The fact is, injustices against the black population has lasted for all of American history, along with other non-white minorities. For people with highly individualistic mindsets and in positions of power, it’s obviously difficult to see their blind spots, that’s why they’re called blind spots, where all other ethnic groups recognize the meaning of a collective identity.
1. Listen and Learn
Listen and learn from black pastors to care and empathize, become educated. You don’t have to do a ton of reading and homework like you’re studying for an African American studies degree, but you do have to take time to learn so you can be conversant. For a quick start, watch this 17-minute explainer video from Phil Vischer about Race in America. Listen, not many people want to be the tutor to educate you when there are so many resources already produced and available.
2. Hire a Consultant and Do the Work
Here’s a short list, for starters, of Christian church consultants who’ve worked on matters of diversity and black lives. If churches pay consultants for marketing and strategic planning and hiring, surely, with the complexity and nuances of cross-cultural matters, it’d be a worthwhile investment to work on this urgent issue of our day.
- Mosaix Global Network – multiethic church consulting, learning cohorts & labs, staffing, and resources
- Rev. Dr. Brenda Salter McNeal (pastor and author of Roadmap to Reconciliation 2.0)
- Dr. Efrem Smith (pastor and author of The Post-Black and Post-White Church)
- Latasha Morrison (Be the Bridge) and author of Be the Bridge: Pursuing God’s Heart for Racial Reconciliation — New York Times Bestseller
- Dr. David Anderson (pastor of Bridgeway and author of Gracism: The Art of Inclusion)
- Robyn Afrik (author in Becoming Like Creoles: Living and Leading at the Intersections of Injustice, Culture, and Religion)
- Nikki Lerner (worship leader & culture coach)
- Carlos Whittaker (speaker and author)
- Kyle J. Howard (trauma-informed soul care provider)
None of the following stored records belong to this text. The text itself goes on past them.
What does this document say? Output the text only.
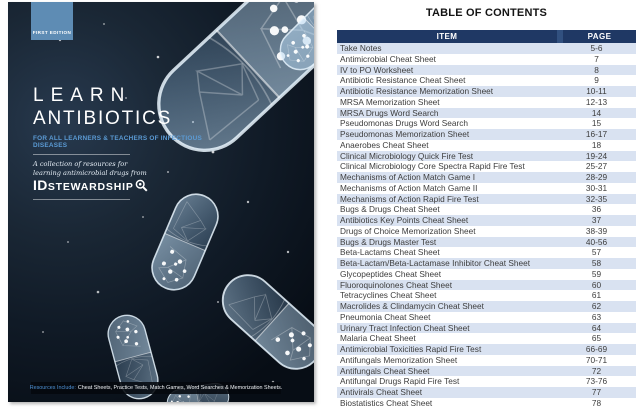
FIRST EDITION
LEARN
ANTIBIOTICS
FOR ALL LEARNERS & TEACHERS OF INFECTIOUS DISEASES
A collection of resources for
learning antimicrobial drugs from
ID STEWARDSHIP
Resources Include: Cheat Sheets, Practice Tests, Match Games, Word Searches & Memorization Sheets.
TABLE OF CONTENTS
ITEM	PAGE
Take Notes	5-6
Antimicrobial Cheat Sheet	7
IV to PO Worksheet	8
Antibiotic Resistance Cheat Sheet	9
Antibiotic Resistance Memorization Sheet	10-11
MRSA Memorization Sheet	12-13
MRSA Drugs Word Search	14
Pseudomonas Drugs Word Search	15
Pseudomonas Memorization Sheet	16-17
Anaerobes Cheat Sheet	18
Clinical Microbiology Quick Fire Test	19-24
Clinical Microbiology Core Spectra Rapid Fire Test	25-27
Mechanisms of Action Match Game I	28-29
Mechanisms of Action Match Game II	30-31
Mechanisms of Action Rapid Fire Test	32-35
Bugs & Drugs Cheat Sheet	36
Antibiotics Key Points Cheat Sheet	37
Drugs of Choice Memorization Sheet	38-39
Bugs & Drugs Master Test	40-56
Beta-Lactams Cheat Sheet	57
Beta-Lactam/Beta-Lactamase Inhibitor Cheat Sheet	58
Glycopeptides Cheat Sheet	59
Fluoroquinolones Cheat Sheet	60
Tetracyclines Cheat Sheet	61
Macrolides & Clindamycin Cheat Sheet	62
Pneumonia Cheat Sheet	63
Urinary Tract Infection Cheat Sheet	64
Malaria Cheat Sheet	65
Antimicrobial Toxicities Rapid Fire Test	66-69
Antifungals Memorization Sheet	70-71
Antifungals Cheat Sheet	72
Antifungal Drugs Rapid Fire Test	73-76
Antivirals Cheat Sheet	77
Biostatistics Cheat Sheet	78
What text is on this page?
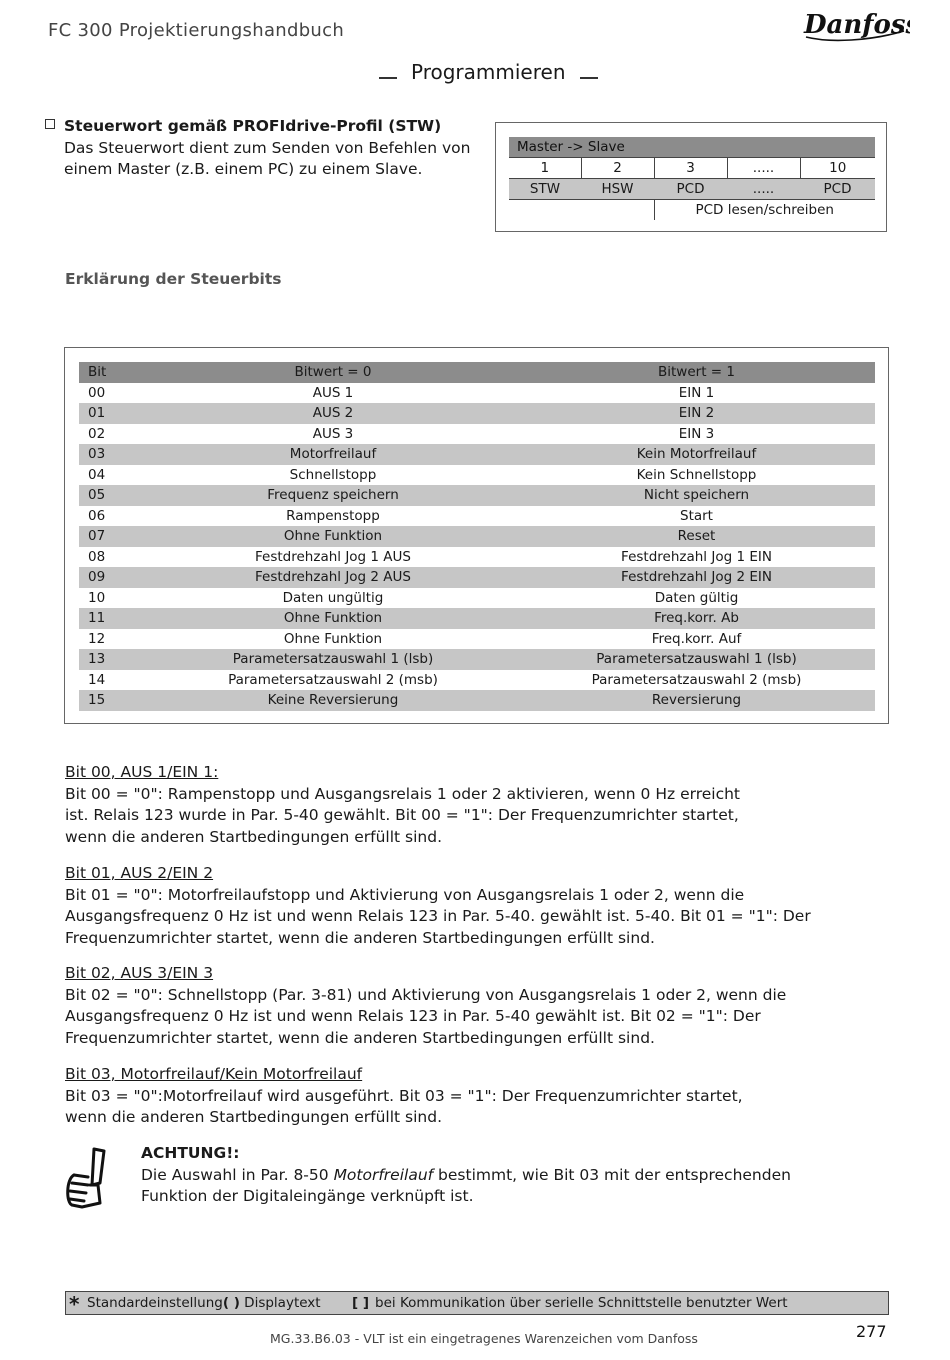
FC 300 Projektierungshandbuch	Danfoss
Programmieren
Steuerwort gemäß PROFIdrive-Profil (STW)
Das Steuerwort dient zum Senden von Befehlen von einem Master (z.B. einem PC) zu einem Slave.
Master -> Slave				
1	2	3	.....	10
STW	HSW	PCD	.....	PCD
		PCD lesen/schreiben		
Erklärung der Steuerbits
Bit	Bitwert = 0	Bitwert = 1
00	AUS 1	EIN 1
01	AUS 2	EIN 2
02	AUS 3	EIN 3
03	Motorfreilauf	Kein Motorfreilauf
04	Schnellstopp	Kein Schnellstopp
05	Frequenz speichern	Nicht speichern
06	Rampenstopp	Start
07	Ohne Funktion	Reset
08	Festdrehzahl Jog 1 AUS	Festdrehzahl Jog 1 EIN
09	Festdrehzahl Jog 2 AUS	Festdrehzahl Jog 2 EIN
10	Daten ungültig	Daten gültig
11	Ohne Funktion	Freq.korr. Ab
12	Ohne Funktion	Freq.korr. Auf
13	Parametersatzauswahl 1 (lsb)	Parametersatzauswahl 1 (lsb)
14	Parametersatzauswahl 2 (msb)	Parametersatzauswahl 2 (msb)
15	Keine Reversierung	Reversierung
Bit 00, AUS 1/EIN 1:
Bit 00 = "0": Rampenstopp und Ausgangsrelais 1 oder 2 aktivieren, wenn 0 Hz erreicht
ist. Relais 123 wurde in Par. 5-40 gewählt. Bit 00 = "1": Der Frequenzumrichter startet,
wenn die anderen Startbedingungen erfüllt sind.
Bit 01, AUS 2/EIN 2
Bit 01 = "0": Motorfreilaufstopp und Aktivierung von Ausgangsrelais 1 oder 2, wenn die
Ausgangsfrequenz 0 Hz ist und wenn Relais 123 in Par. 5-40. gewählt ist. 5-40. Bit 01 = "1": Der
Frequenzumrichter startet, wenn die anderen Startbedingungen erfüllt sind.
Bit 02, AUS 3/EIN 3
Bit 02 = "0": Schnellstopp (Par. 3-81) und Aktivierung von Ausgangsrelais 1 oder 2, wenn die
Ausgangsfrequenz 0 Hz ist und wenn Relais 123 in Par. 5-40 gewählt ist. Bit 02 = "1": Der
Frequenzumrichter startet, wenn die anderen Startbedingungen erfüllt sind.
Bit 03, Motorfreilauf/Kein Motorfreilauf
Bit 03 = "0":Motorfreilauf wird ausgeführt. Bit 03 = "1": Der Frequenzumrichter startet,
wenn die anderen Startbedingungen erfüllt sind.
ACHTUNG!:
Die Auswahl in Par. 8-50 Motorfreilauf bestimmt, wie Bit 03 mit der entsprechenden
Funktion der Digitaleingänge verknüpft ist.
* Standardeinstellung( ) Displaytext [ ] bei Kommunikation über serielle Schnittstelle benutzter Wert
MG.33.B6.03 - VLT ist ein eingetragenes Warenzeichen vom Danfoss	277
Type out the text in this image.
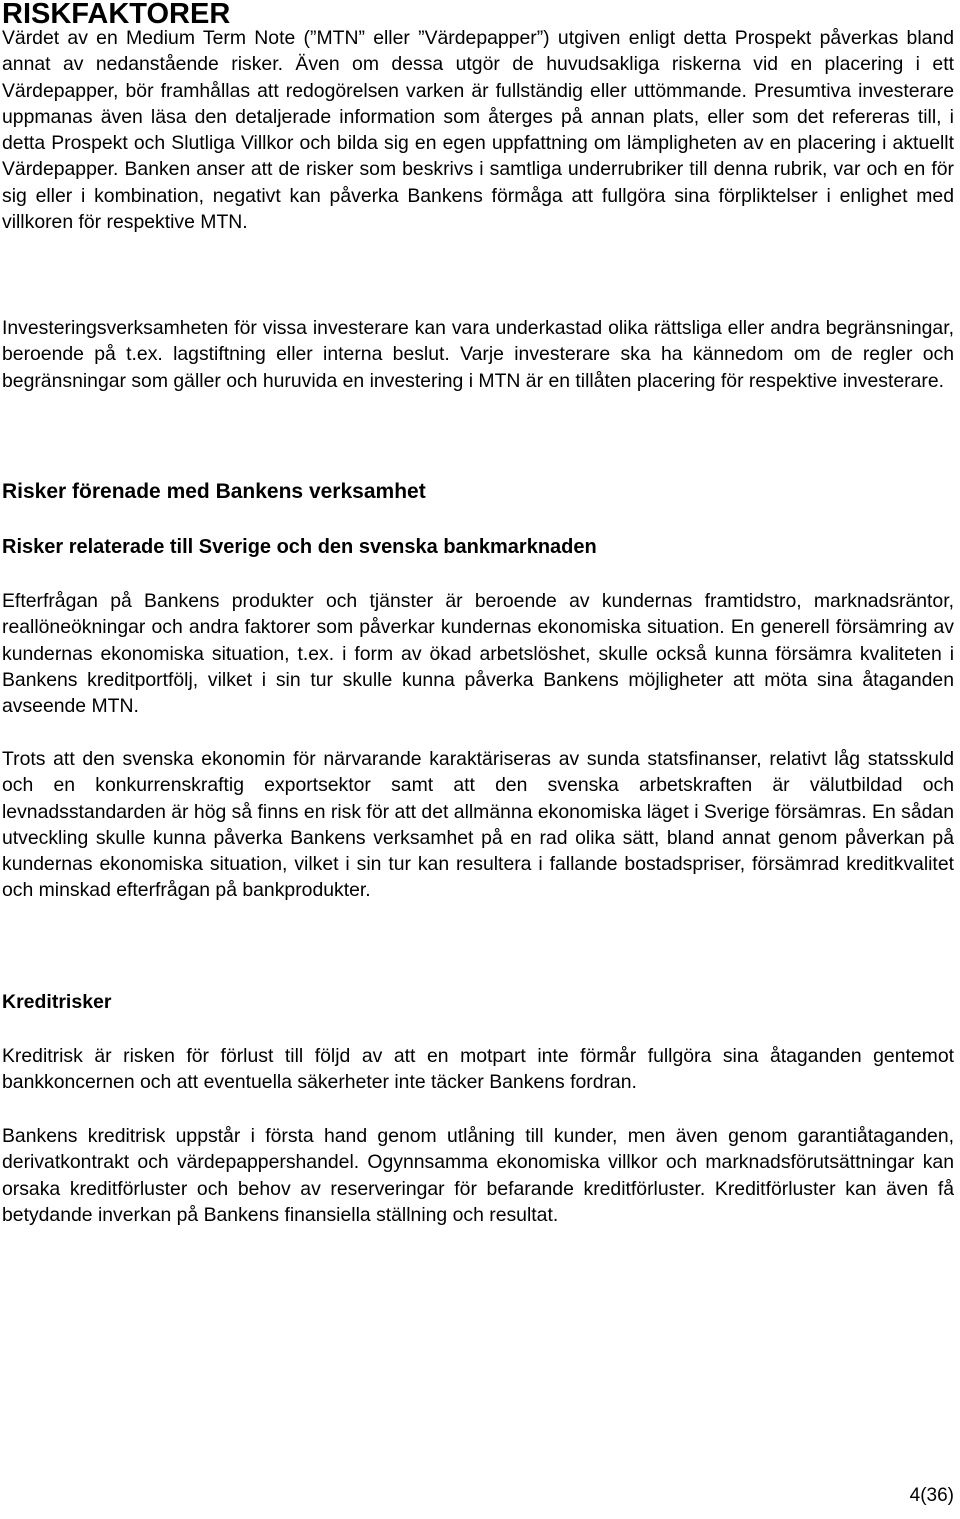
RISKFAKTORER

Värdet av en Medium Term Note (”MTN” eller ”Värdepapper”) utgiven enligt detta Prospekt påverkas bland annat av nedanstående risker. Även om dessa utgör de huvudsakliga riskerna vid en placering i ett Värdepapper, bör framhållas att redogörelsen varken är fullständig eller uttömmande. Presumtiva investerare uppmanas även läsa den detaljerade information som återges på annan plats, eller som det refereras till, i detta Prospekt och Slutliga Villkor och bilda sig en egen uppfattning om lämpligheten av en placering i aktuellt Värdepapper. Banken anser att de risker som beskrivs i samtliga underrubriker till denna rubrik, var och en för sig eller i kombination, negativt kan påverka Bankens förmåga att fullgöra sina förpliktelser i enlighet med villkoren för respektive MTN.

Investeringsverksamheten för vissa investerare kan vara underkastad olika rättsliga eller andra begränsningar, beroende på t.ex. lagstiftning eller interna beslut. Varje investerare ska ha kännedom om de regler och begränsningar som gäller och huruvida en investering i MTN är en tillåten placering för respektive investerare.

Risker förenade med Bankens verksamhet
Risker relaterade till Sverige och den svenska bankmarknaden

Efterfrågan på Bankens produkter och tjänster är beroende av kundernas framtidstro, marknadsräntor, reallöneökningar och andra faktorer som påverkar kundernas ekonomiska situation. En generell försämring av kundernas ekonomiska situation, t.ex. i form av ökad arbetslöshet, skulle också kunna försämra kvaliteten i Bankens kreditportfölj, vilket i sin tur skulle kunna påverka Bankens möjligheter att möta sina åtaganden avseende MTN.

Trots att den svenska ekonomin för närvarande karaktäriseras av sunda statsfinanser, relativt låg statsskuld och en konkurrenskraftig exportsektor samt att den svenska arbetskraften är välutbildad och levnadsstandarden är hög så finns en risk för att det allmänna ekonomiska läget i Sverige försämras. En sådan utveckling skulle kunna påverka Bankens verksamhet på en rad olika sätt, bland annat genom påverkan på kundernas ekonomiska situation, vilket i sin tur kan resultera i fallande bostadspriser, försämrad kreditkvalitet och minskad efterfrågan på bankprodukter.

Kreditrisker

Kreditrisk är risken för förlust till följd av att en motpart inte förmår fullgöra sina åtaganden gentemot bankkoncernen och att eventuella säkerheter inte täcker Bankens fordran.

Bankens kreditrisk uppstår i första hand genom utlåning till kunder, men även genom garantiåtaganden, derivatkontrakt och värdepappershandel. Ogynnsamma ekonomiska villkor och marknadsförutsättningar kan orsaka kreditförluster och behov av reserveringar för befarande kreditförluster. Kreditförluster kan även få betydande inverkan på Bankens finansiella ställning och resultat.

4(36)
- Christopher J. Harris (executive pastor at Crossover Church in Tampa)
- Natasha S. Robinson (author of A Sojourner’s Truth: Choosing Freedom and Courage in a Divided World)
- Freedom Road Consulting (Lisa Sharon Harper and team)
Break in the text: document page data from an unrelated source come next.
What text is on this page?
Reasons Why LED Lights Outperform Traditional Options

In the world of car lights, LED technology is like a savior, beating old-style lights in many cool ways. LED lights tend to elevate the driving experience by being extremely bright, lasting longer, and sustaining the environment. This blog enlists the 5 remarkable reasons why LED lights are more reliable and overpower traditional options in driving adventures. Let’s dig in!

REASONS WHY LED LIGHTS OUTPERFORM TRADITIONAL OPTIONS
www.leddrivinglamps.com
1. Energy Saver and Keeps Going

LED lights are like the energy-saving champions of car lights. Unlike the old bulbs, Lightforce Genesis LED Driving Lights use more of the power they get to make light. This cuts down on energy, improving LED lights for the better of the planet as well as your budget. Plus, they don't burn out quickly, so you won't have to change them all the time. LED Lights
- Dr. Art Satterwhite III satterwhiteco.com
- José Humphreys (pastor of Metro Hope Covenant Church and author of Seeing Jesus in East Harlem)
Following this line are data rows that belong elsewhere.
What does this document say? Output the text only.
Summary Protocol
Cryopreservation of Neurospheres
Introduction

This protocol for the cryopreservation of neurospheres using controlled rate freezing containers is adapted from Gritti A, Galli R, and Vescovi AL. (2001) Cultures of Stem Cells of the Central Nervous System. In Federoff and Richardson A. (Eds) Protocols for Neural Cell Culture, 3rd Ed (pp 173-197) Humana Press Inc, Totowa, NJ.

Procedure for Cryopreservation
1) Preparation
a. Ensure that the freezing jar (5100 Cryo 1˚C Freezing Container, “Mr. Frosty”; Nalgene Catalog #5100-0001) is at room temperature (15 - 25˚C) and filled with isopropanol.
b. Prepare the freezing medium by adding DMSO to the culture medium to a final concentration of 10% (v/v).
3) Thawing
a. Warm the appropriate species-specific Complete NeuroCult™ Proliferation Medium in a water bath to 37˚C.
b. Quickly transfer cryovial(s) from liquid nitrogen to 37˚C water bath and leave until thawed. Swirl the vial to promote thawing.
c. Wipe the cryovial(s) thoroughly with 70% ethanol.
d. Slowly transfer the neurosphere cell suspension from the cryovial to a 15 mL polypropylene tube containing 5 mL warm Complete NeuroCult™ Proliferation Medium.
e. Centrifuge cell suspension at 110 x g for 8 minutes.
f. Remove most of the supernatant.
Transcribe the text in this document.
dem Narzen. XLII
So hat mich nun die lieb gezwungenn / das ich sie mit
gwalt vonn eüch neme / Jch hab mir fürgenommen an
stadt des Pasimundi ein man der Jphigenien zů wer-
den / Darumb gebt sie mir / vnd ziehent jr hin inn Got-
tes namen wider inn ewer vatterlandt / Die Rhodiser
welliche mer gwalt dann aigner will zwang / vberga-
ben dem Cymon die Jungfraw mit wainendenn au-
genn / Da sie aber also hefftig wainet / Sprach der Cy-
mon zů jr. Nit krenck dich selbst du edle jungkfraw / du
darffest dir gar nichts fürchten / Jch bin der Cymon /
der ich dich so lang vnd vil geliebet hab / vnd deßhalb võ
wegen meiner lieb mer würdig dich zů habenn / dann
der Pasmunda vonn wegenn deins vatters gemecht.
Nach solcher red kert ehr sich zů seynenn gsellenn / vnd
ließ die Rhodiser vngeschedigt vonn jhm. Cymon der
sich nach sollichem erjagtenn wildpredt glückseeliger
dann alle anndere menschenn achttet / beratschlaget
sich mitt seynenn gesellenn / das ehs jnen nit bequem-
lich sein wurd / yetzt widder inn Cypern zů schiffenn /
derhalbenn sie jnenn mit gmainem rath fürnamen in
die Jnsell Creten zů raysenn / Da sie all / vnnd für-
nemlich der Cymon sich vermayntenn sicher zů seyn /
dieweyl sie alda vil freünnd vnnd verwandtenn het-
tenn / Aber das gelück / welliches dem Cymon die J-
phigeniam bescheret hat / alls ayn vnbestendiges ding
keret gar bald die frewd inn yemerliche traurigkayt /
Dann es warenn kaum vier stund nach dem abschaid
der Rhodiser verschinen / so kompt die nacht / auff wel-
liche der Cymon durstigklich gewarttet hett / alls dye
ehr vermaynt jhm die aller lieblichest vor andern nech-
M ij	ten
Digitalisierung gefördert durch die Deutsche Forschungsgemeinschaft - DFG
How to Choose a Diversity Consultant
When it comes to choosing a consultant, you’d need to know what kind of services you’d need. If you have no idea, then any will do, if they’re willing to spend the time to assess if they’re a good fit. Different consultants have different skills and services: some are great at speaking, some at training, some at coaching, some at strategic planning, some at reconciliation, some at restructuring, some at educating, some at exploring options, some at organizational change management, some at community outreach, some at teambuilding, etc etc etc.
Key takeaway: get started and get unstuck. Invest in your future and in the good of all humanity. Don’t be on the wrong side of history.